British Prime Minister Theresa May calls snap election
Subject to a vote in parliament tomorrow, the UK will hold a June 8 General Election.
PM Theresa May has announced that the UK will hold a General Election on June 8, contingent on two thirds of MPs voting in favour of dissolving Parliament (under the Fixed Term Parliaments Act of 2011). The vote will be held tomorrow and looks likely to pass – All 330 Conservative will vote in favour, while the Lib Dems (9 seats) are also backing it. Back in December, Labour opposition leader, Jeremy Corbyn, said “if there’s a vote to dissolve Parliament then obviously we will vote with it.” However, he was a little more circumspect in March, saying he would “consider” backing.

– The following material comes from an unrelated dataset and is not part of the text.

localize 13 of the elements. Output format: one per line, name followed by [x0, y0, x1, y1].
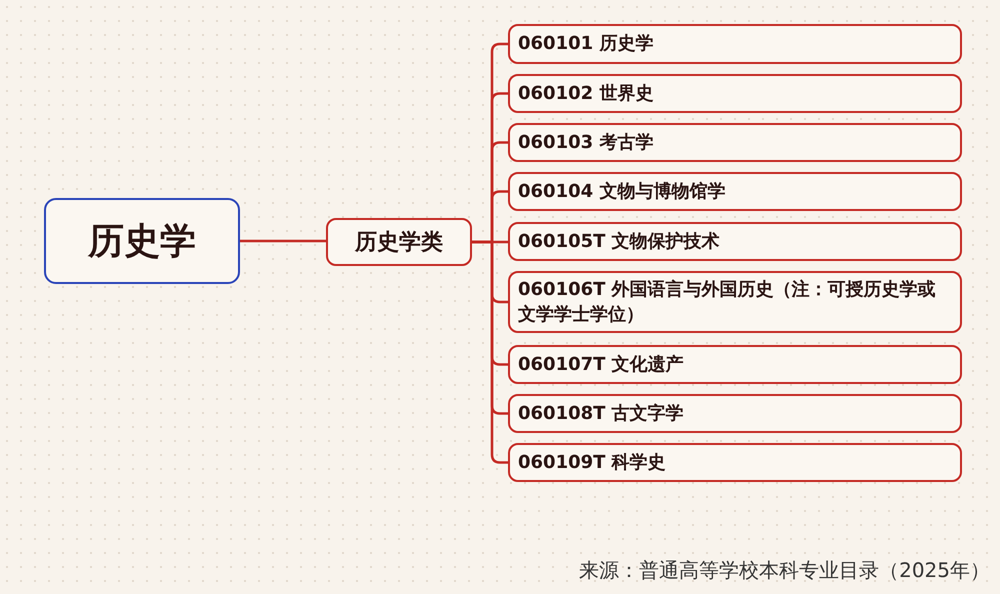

This is a complete reversal of policy from the Prime Minister having repeatedly stated she wouldn’t go down this road. However, opinion polls show she is an incredibly strong position to win her own mandate rather than being hamstrung by David Cameron’s 2015 election promises.
A ComRes poll in Sunday’s Mirror and Independent newspapers put the Conservative Party on 46% (21 points ahead of Labour) while an Opinium poll for the Observer newspaper had the Conservatives on 38% (a lead of 9%).

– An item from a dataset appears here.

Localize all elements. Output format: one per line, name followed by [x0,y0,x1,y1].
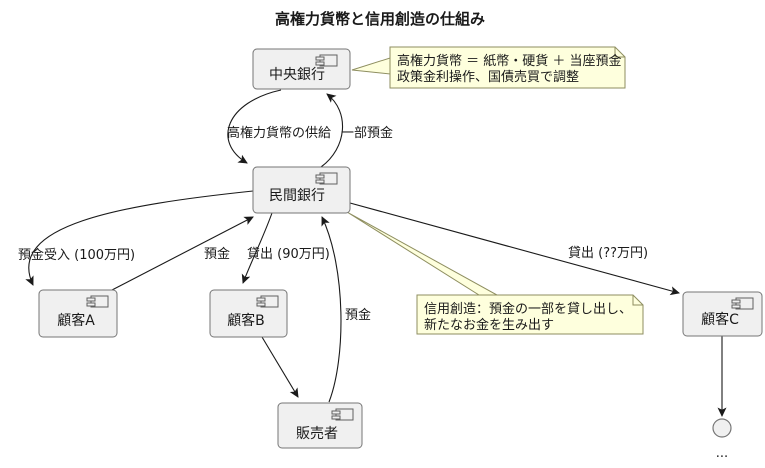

This will obviously eat into the two year window for brexit negotiations, but given the EU is unlikely to be prepared to start face to face negotiations until early June it shouldn’t be too damaging. Instead it perhaps suggests that the Prime minister is confident in her Brexit negotiation strategy and views that a strong performance at the election can give her positive momentum and confidence as the Brexit meetings start.
Some may see this as an opportunity to reverse he Brexit vote, but this seems highly unlikely given support for brexit appears to have increased in various opinion polls. Nonetheless, it could see the pro-EU Lib Dems win some seats, most likely at the expense of Labour and SNP, but no-where near enough to alter the path of the UK out of the EU.